Monday, May 11, 2009

SMS Jinx

When you were waiting for bus, commuting in the LRT, snorkeling at Redang island(=.=), do you have the urge to share the joy/funny/sad/grief/pain moment with your friends on the spot?

That's why I try to write this application. Reuse some codes from my final year project, polish up my rusty python skill, playing with facebook API, experimenting with Google App Engine.. That's kind of conclude what I have been doing these days.

Go to SMS Jinx and try it out. And remember to give me comment/suggestion/problems etc. =)

SMS is the most basic communication method in GSM 2.0. All of the current mobile phones support SMS. And it is cheap. Problem? Most of the foreign website such as blogger, facebook and twitter do not provide SMS service to Malaysia users. Well, even if it is provided, I wouldn't want to spend 25sen to send an international SMS to update my twitter status...

Programming is fun, when I am trying to solve my own problems. Webpage designing still sucks to the max though. I doubt that I will be a good webpage designer, ever. Anyhow, I come up with a Step 1 -> Step 3 approach. Should be simple enough to follow. Idea came from Blogger welcome page.

Users management is a troublesome issue. I try to avoid having users to register before they can use the system.

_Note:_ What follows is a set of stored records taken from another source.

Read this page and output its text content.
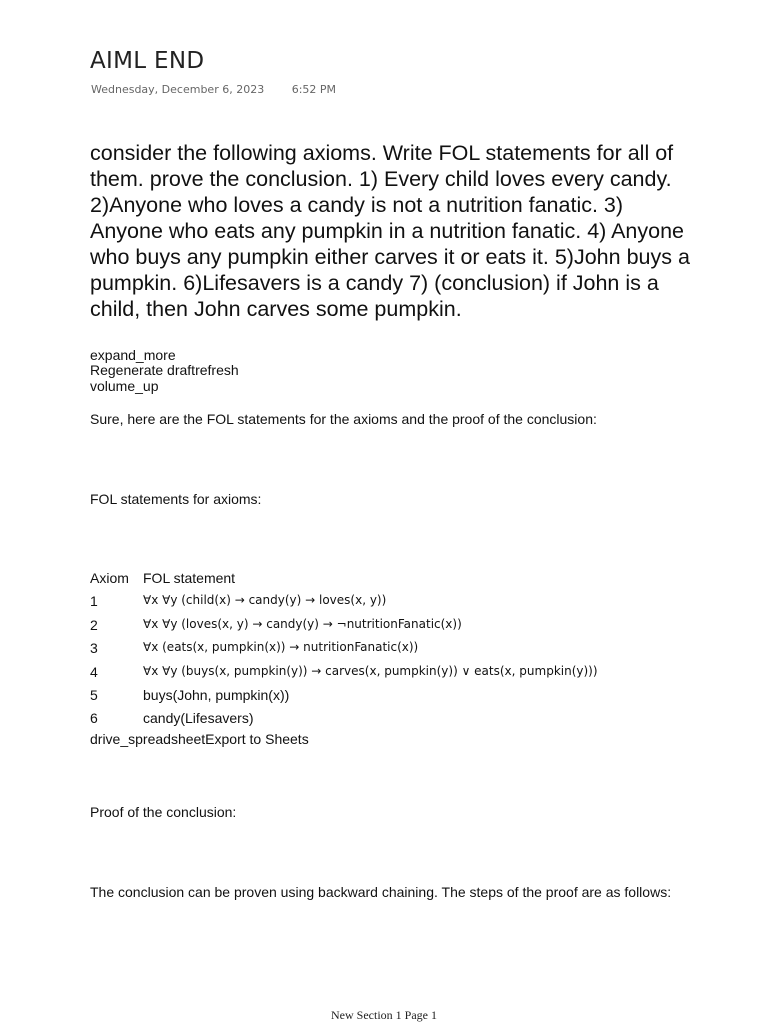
AIML END
Wednesday, December 6, 2023	6:52 PM
consider the following axioms. Write FOL statements for all of them. prove the conclusion. 1) Every child loves every candy. 2)Anyone who loves a candy is not a nutrition fanatic. 3) Anyone who eats any pumpkin in a nutrition fanatic. 4) Anyone who buys any pumpkin either carves it or eats it. 5)John buys a pumpkin. 6)Lifesavers is a candy 7) (conclusion) if John is a child, then John carves some pumpkin.
expand_more
Regenerate draftrefresh
volume_up
Sure, here are the FOL statements for the axioms and the proof of the conclusion:
FOL statements for axioms:
Axiom	FOL statement
1	∀x ∀y (child(x) → candy(y) → loves(x, y))
2	∀x ∀y (loves(x, y) → candy(y) → ¬nutritionFanatic(x))
3	∀x (eats(x, pumpkin(x)) → nutritionFanatic(x))
4	∀x ∀y (buys(x, pumpkin(y)) → carves(x, pumpkin(y)) ∨ eats(x, pumpkin(y)))
5	buys(John, pumpkin(x))
6	candy(Lifesavers)
drive_spreadsheetExport to Sheets
Proof of the conclusion:
The conclusion can be proven using backward chaining. The steps of the proof are as follows:
New Section 1 Page 1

Anyway, it is not possible. I need to have a userid to store the phone number and other account information. Thanks to Google SDK, it's easy to outsource the user login system. I only have to get and store the userid and Google would manage the password, cookie and authentication for me. Great. I wonder whether people would hesitate to the Google account login prompt though. It's 100% safe, HTTPS and check the verified certificate if you know what you are doing.

I realize there are a lot of API(s) made available to developers. And there are countless things you can do from generate a random friend to post facebook status message as the user credential.

Another interesting problem come when I have to find a way to make sure the messages are coming from valid user instead of attacker. Researched for 1-2 days about this. What complicates the matter is that my system consists of Java client and Python server. Great! It's difficult to find a secure implementation of encryption or hashing algorithm on both platform. In the end I settled with HMAC hashing algorithm and both the server and client understand that.

I realize that facebook uses MD5 for authentication. Duh.. Then my application would be safer than facebook theoretically. I'm using SHA256 with HMAC algorithm to makes the secret key harder to be determined. Not to forget those nonce and random numbers. Uh huh..

I'm starting to see the beauty of python.
Case insensitive? abc.lower(). done!
Substring? cde(3:)

Never miss the brackets and messy complicated declarations in java and other languages.